Canada, where women make up 46 percent of Ottawa’s senior public leadership positions, can take bragging rights. Canada’s long history of implementing programs designed to promote under-represented groups explains this outcome, according to the report.
Australia (39 percent), South Africa (38 percent), the United Kingdom (36 percent) and Brazil (34 percent) fill up the next four spots. With no women public sector leaders, Saudi Arabia is at the bottom of the list. Japan comes in second to last – women make up only 1.8 percent of its public sector leaders. Turkey (9 percent), China (9 percent), and South Korea (5 percent) have relatively small shares of women at the top of the public sector, and showed declines in these shares since EY published its inaugural report in 2013.
The United States comes in sixth in this competition with 33 percent. Women account for one of every three public sector leaders in the federal government. These leadership positions include the Senior Executive Service in approximately 75 federal agencies, and exclude Cabinet members and top presidential appointees, such as secretaries, assistant secretaries and so forth. The data are from the Office of Personnel Management, which manages the overall federal executive personnel program.
As low as it is, 33 percent is much better than the 18 percent of elected officials and 17 percent of private sector board members the EY report identifies.
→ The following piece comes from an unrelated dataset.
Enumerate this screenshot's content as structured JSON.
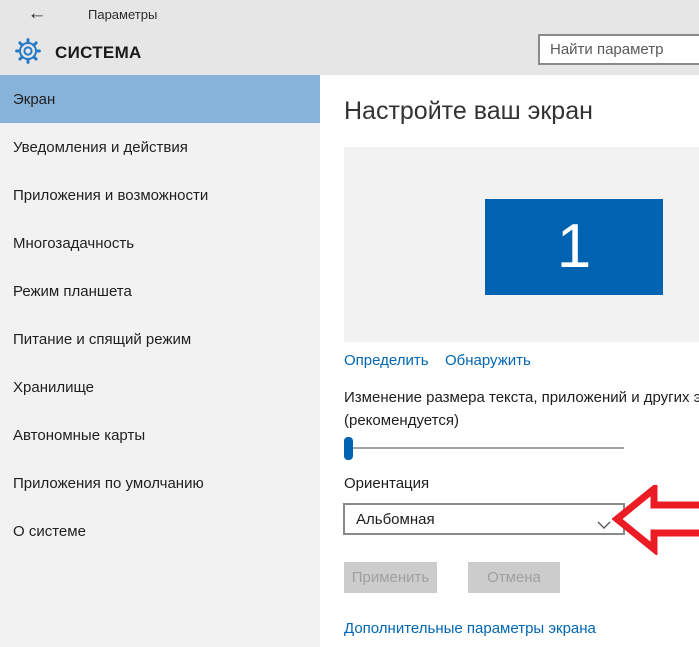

But 33 percent isn’t good enough.
There’s no excuse for having just one of every three of the federal government’s public sector leadership positions filled by a woman.
If the government won’t voluntarily promote women, perhaps it should consider another way to get women in the upper levels — quotas.
“I’m in favor of quotas — that’s my personal view,” said Schreiber, who has held senior positions in government and the private sector. “I’ve been hearing since I was 13 years old that change was coming — I’m over 50 now and it’s time for that change to happen!”
“Quotas aren’t the answer everywhere,” she acknowledged, “but some countries need pushing rather than leaving change up to a community’s good will.”
Quotas haven’t generally been popular in the United States, often because they stigmatize those who advance by calling them a “token.”
But there’s evidence that by putting women in leadership positions, quotas can change people’s attitudes and, in so doing, help eliminate implicit biases against women.
India provides some such evidence. In a set of randomly selected villages in India where only women were allowed to run for office, i.e., quotas were imposed, a survey taken after the elections found that people in villages with quotas were much more likely to see women as competent leaders than those from villages that didn’t have quotas. Before the quota, voters had never had the chance to evaluate a woman’s performance. After the quota, voters had a basis on which to judge, and they judged women leaders favorably.
Businesses also seem to be considering quotas as a way to break the barrier to getting women in senior positions. A survey by Grant Thornton found that business support for quotas to increase the number of women on corporate boards rose to 45 percent from 37 percent a year ago.
According to Schreiber, leadership teams need to make themselves uncomfortable to bring about change.
“Quotas help bring about that change and get around the unconscious bias that many women face. People like to be surrounded by people they’re comfortable with and, if those people have always been men, then they’re going to be comfortable with men around them.”
She concluded our conversation by saying: “We don’t have to live with unconscious bias. We can create a leadership team that is willing to address gender equity. We can promote women.”